Bu kabîl tecellîlerin hemen hepsi sıfatlara taalluk eden bir tür tecellîdir ki, akl-ı meâş veya vehm ü hayallerine aldananlar, Hz. Ruh-u Seyyidi’l-Enâm’ın ziya-i himmet dairesinin dışına düşerek hem kendilerini helâk etmiş hem de başkalarını aldatmış olurlar.

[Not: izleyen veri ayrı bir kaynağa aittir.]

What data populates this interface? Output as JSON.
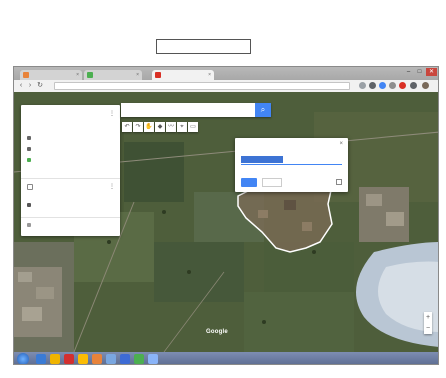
{
  "document": {
    "line1_left": "",
    "line1_mid": "",
    "line1_right": "",
    "line2_left": "",
    "line2_mid": "",
    "box_label": ""
  },
  "browser": {
    "tabs": [
      {
        "label": "",
        "icon_color": "#e8833a"
      },
      {
        "label": "",
        "icon_color": "#4caf50"
      },
      {
        "label": "",
        "icon_color": "#d93025",
        "active": true
      }
    ],
    "url": "",
    "window_controls": [
      "–",
      "□",
      "✕"
    ]
  },
  "map_panel": {
    "title": "",
    "subtitle": "",
    "row1": "",
    "row2": "",
    "row3": "",
    "layer_label": "",
    "layer_link": "",
    "layer_item": "",
    "footer": ""
  },
  "search": {
    "placeholder": ""
  },
  "tools": [
    "↶",
    "↷",
    "✋",
    "◆",
    "〰",
    "⌖",
    "▭"
  ],
  "info_window": {
    "title": "",
    "save_label": "",
    "cancel_label": ""
  },
  "map": {
    "logo": "Google",
    "attribution": "",
    "zoom_in": "+",
    "zoom_out": "−"
  },
  "taskbar": {
    "icons": [
      "#3a7bd5",
      "#f0b400",
      "#d32f2f",
      "#fbbc05",
      "#e8833a",
      "#7aa7e0",
      "#3d6bd4",
      "#4caf50",
      "#8ab4f8"
    ],
    "clock_time": "",
    "clock_date": ""
  },
  "colors": {
    "accent_blue": "#4285f4",
    "polygon_outline": "#ffffff",
    "river": "#b9c6d4"
  }
}
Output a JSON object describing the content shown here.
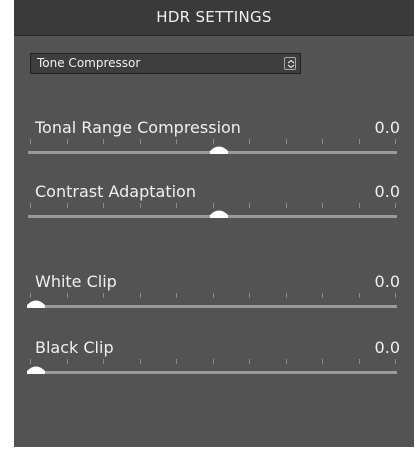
{
  "panel": {
    "title": "HDR SETTINGS",
    "mode_select": {
      "value": "Tone Compressor"
    }
  },
  "sliders": [
    {
      "label": "Tonal Range Compression",
      "value": "0.0",
      "position": 0.5
    },
    {
      "label": "Contrast Adaptation",
      "value": "0.0",
      "position": 0.5
    },
    {
      "label": "White Clip",
      "value": "0.0",
      "position": 0.0
    },
    {
      "label": "Black Clip",
      "value": "0.0",
      "position": 0.0
    }
  ],
  "colors": {
    "panel_bg": "#535353",
    "header_bg": "#3a3a3a",
    "text": "#f0f0f0",
    "thumb": "#ffffff"
  },
  "icons": {
    "select_arrow": "up-down-chevron-icon"
  }
}
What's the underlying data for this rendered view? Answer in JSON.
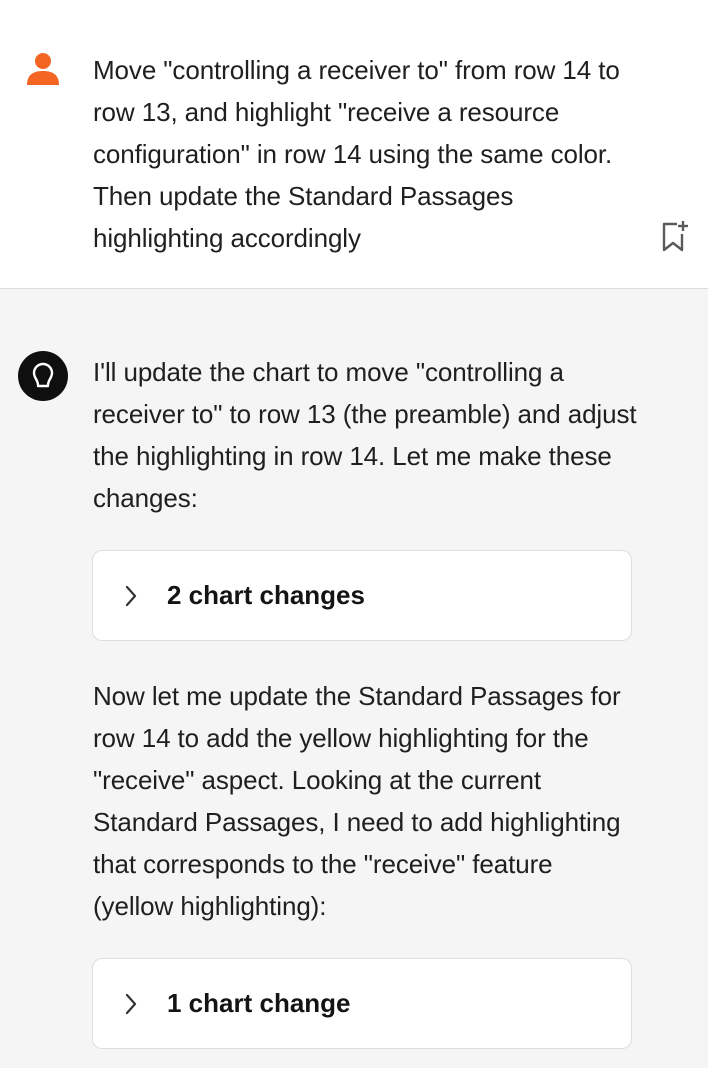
{
  "user_message": {
    "text": "Move \"controlling a receiver to\" from row 14 to row 13, and highlight \"receive a resource configuration\" in row 14 using the same color. Then update the Standard Passages highlighting accordingly",
    "avatar_icon": "person-icon",
    "bookmark_icon": "bookmark-add-icon",
    "avatar_color": "#f26522"
  },
  "assistant_message": {
    "avatar_icon": "lightbulb-icon",
    "paragraph_1": "I'll update the chart to move \"controlling a receiver to\" to row 13 (the preamble) and adjust the highlighting in row 14. Let me make these changes:",
    "card_1_label": "2 chart changes",
    "paragraph_2": "Now let me update the Standard Passages for row 14 to add the yellow highlighting for the \"receive\" aspect. Looking at the current Standard Passages, I need to add highlighting that corresponds to the \"receive\" feature (yellow highlighting):",
    "card_2_label": "1 chart change",
    "chevron_icon": "chevron-right-icon"
  }
}
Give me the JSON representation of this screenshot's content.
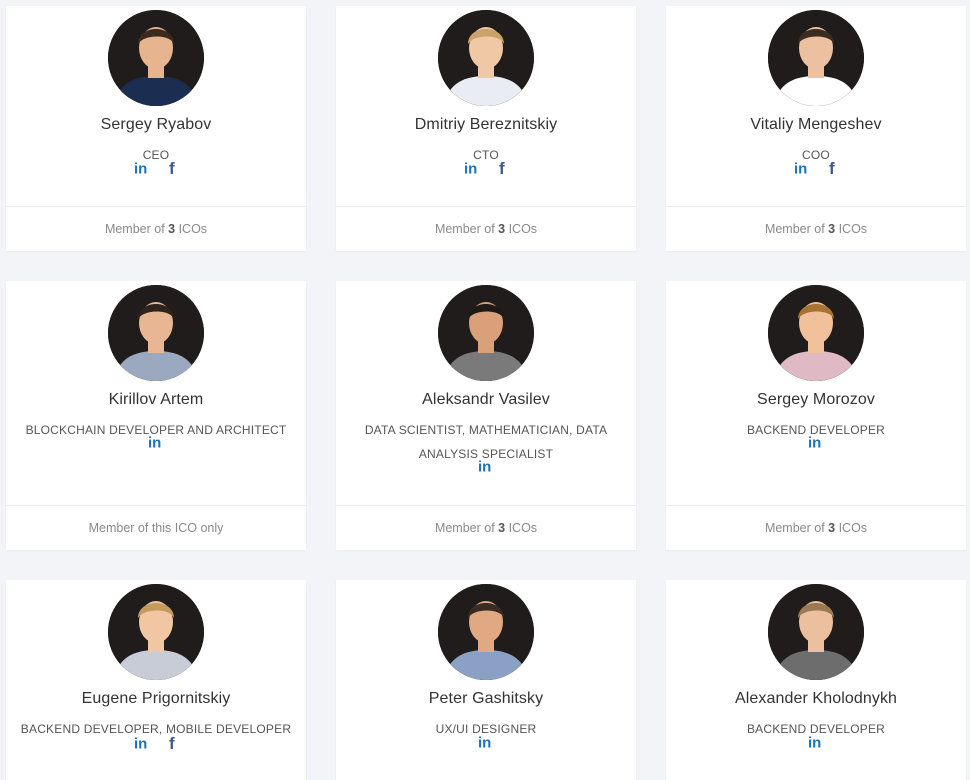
{
  "colors": {
    "background": "#f3f4f8",
    "card": "#ffffff",
    "icon_blue": "#1a73b8",
    "icon_facebook": "#3b5a8f"
  },
  "team": [
    {
      "name": "Sergey Ryabov",
      "role": "CEO",
      "socials": [
        "linkedin-icon",
        "facebook-icon"
      ],
      "footer": {
        "prefix": "Member of ",
        "count": "3",
        "suffix": " ICOs"
      }
    },
    {
      "name": "Dmitriy Bereznitskiy",
      "role": "CTO",
      "socials": [
        "linkedin-icon",
        "facebook-icon"
      ],
      "footer": {
        "prefix": "Member of ",
        "count": "3",
        "suffix": " ICOs"
      }
    },
    {
      "name": "Vitaliy Mengeshev",
      "role": "COO",
      "socials": [
        "linkedin-icon",
        "facebook-icon"
      ],
      "footer": {
        "prefix": "Member of ",
        "count": "3",
        "suffix": " ICOs"
      }
    },
    {
      "name": "Kirillov Artem",
      "role": "BLOCKCHAIN DEVELOPER AND ARCHITECT",
      "socials": [
        "linkedin-icon"
      ],
      "footer": {
        "prefix": "Member of this ICO only",
        "count": "",
        "suffix": ""
      }
    },
    {
      "name": "Aleksandr Vasilev",
      "role": "DATA SCIENTIST, MATHEMATICIAN, DATA ANALYSIS SPECIALIST",
      "socials": [
        "linkedin-icon"
      ],
      "footer": {
        "prefix": "Member of ",
        "count": "3",
        "suffix": " ICOs"
      }
    },
    {
      "name": "Sergey Morozov",
      "role": "BACKEND DEVELOPER",
      "socials": [
        "linkedin-icon"
      ],
      "footer": {
        "prefix": "Member of ",
        "count": "3",
        "suffix": " ICOs"
      }
    },
    {
      "name": "Eugene Prigornitskiy",
      "role": "BACKEND DEVELOPER, MOBILE DEVELOPER",
      "socials": [
        "linkedin-icon",
        "facebook-icon"
      ],
      "footer": {
        "prefix": "",
        "count": "",
        "suffix": ""
      }
    },
    {
      "name": "Peter Gashitsky",
      "role": "UX/UI DESIGNER",
      "socials": [
        "linkedin-icon"
      ],
      "footer": {
        "prefix": "",
        "count": "",
        "suffix": ""
      }
    },
    {
      "name": "Alexander Kholodnykh",
      "role": "BACKEND DEVELOPER",
      "socials": [
        "linkedin-icon"
      ],
      "footer": {
        "prefix": "",
        "count": "",
        "suffix": ""
      }
    }
  ]
}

Böyle kaygan bir zeminde gelip-gidenlerin hâllerini de isterseniz Mizanü’l-İrfan sahibinden dinleyelim:

İnkişâf-ı Zât etse eğer zuhûr,

Bazı sâlik burada bîkarar olur.

Sâlike ayn-ı belâdır bu hâl,

Mürşid olmak gerek ehl-i kemal..

Yoksa o Mansûr gibi berdâr olur..

Hâl-i sâlik orada düşvâr olur.

Kim “Ene’l-Hak” derse Mansûr olmadan,

Kâfir-i billâh olur cân u ten

Bu mezâlik bir belâdır hâsılı,

Burada durmaz evliyânın ekmeli..7

اَللّٰهُمَّ اجْعَلْنَا مِنْ عِبَادِكَ الْمُخْلِص۪ينَ الْمُخْلَص۪ينَ الْمُتَّق۪ينَ الْوَرِع۪ينَ الزَّاهِد۪ينَ الْمُقَرَّب۪ينَ وَصَلَّى اللّٰهُ عَلٰى سَيِّدِنَا مُحَمَّدٍ وَاٰلِه۪ وَصَحْبِه۪ أَجْمَع۪ينَ.

1 A’râf sûresi, 7/143.

2 A’râf sûresi, 7/143.

3 el-Hakîm et-Tirmizî, Nevâdiru’l-usûl 3/81; İbn Kesîr, Tefsîru’l-Kur’ân 2/580.

4 En’âm sûresi, 6/103.

5 Enfâl sûresi, 8/17.

6 Bakara sûresi, 2/260.

7 Konuyu, daha sonra zât, sıfât, esmâ, âsâr ve ef’âl tecellîleri, açısından biraz daha açmayı düşünürüz (Bkz.: M.F. Gülen, Kalbin Zümrüt Tepeleri 3/126 “Tecellî” makalesi).